Eggs have always been a common breakfast food, but in the early 20th century in the US and some other Western countries there was a trend to lighter, supposedly healthier, breakfasts promoted by cereal makers such as Post and Kellogg. This trend reversed in the 1920s thanks in large part to marketing guru Edward Bernays, Sigmund Freud’s nephew and author of the how-to book Propaganda (1928). Faced with a surplus of bacon, the Beech-Nut Packing Company hired Bernays, who found 5000 doctors to say that the old high-protein farmer’s diet was healthy after all (“doctors say…”). Bernay’s advertising campaign was a success: bacon sales took off along with sales of eggs that bacon strips so tastily accompany. There things stood until the 1960s when concerns about cholesterol and heart disease suddenly gave eggs a reputation as unhealthy, which largely accounts for the decline of per capita consumption in the US that persisted until the current century.
 
As so frequently happens with dietary advice, however, there has been a change of heart among medical professionals in recent years.

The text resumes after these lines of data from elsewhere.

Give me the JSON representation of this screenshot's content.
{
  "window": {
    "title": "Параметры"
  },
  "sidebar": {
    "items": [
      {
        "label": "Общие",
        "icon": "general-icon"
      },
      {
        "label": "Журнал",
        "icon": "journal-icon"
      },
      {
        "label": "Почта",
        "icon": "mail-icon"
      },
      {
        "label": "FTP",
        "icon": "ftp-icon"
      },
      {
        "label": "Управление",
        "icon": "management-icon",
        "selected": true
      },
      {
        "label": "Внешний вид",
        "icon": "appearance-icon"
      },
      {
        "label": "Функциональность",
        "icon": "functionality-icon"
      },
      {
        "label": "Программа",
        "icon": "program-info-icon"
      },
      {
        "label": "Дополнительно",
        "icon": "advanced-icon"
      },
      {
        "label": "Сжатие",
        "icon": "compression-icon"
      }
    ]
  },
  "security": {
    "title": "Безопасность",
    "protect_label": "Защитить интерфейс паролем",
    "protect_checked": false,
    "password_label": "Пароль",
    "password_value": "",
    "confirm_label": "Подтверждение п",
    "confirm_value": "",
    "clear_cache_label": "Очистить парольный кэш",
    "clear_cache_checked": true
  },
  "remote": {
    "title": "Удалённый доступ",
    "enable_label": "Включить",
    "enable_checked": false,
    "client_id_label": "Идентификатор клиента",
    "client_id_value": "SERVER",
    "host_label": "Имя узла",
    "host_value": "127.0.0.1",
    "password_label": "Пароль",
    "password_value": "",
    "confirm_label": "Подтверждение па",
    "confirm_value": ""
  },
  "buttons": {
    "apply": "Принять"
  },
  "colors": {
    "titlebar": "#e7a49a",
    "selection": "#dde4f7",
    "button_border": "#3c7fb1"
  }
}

According to Harvard Health Publishing, “For most people, an egg a day does not increase your risk of a heart attack, a stroke, or any other type of cardiovascular disease.” The same article notes that most cholesterol is produced by the liver in response to fats and transfats, rather than being absorbed directly from dietary sources.  A recent study of Diabetes II patients in particular, for whom eggs are a commonly recommended food, reached similar conclusions: “A healthy diet based on population guidelines and including more eggs than currently recommended by some countries may be safely consumed.”
 
As that may be (and I haven’t the expertise to contribute to the debate), my breakfast choice, truth be told, has less to do with health than satisfaction. If that turns out to be an epitaph, I can think of worse.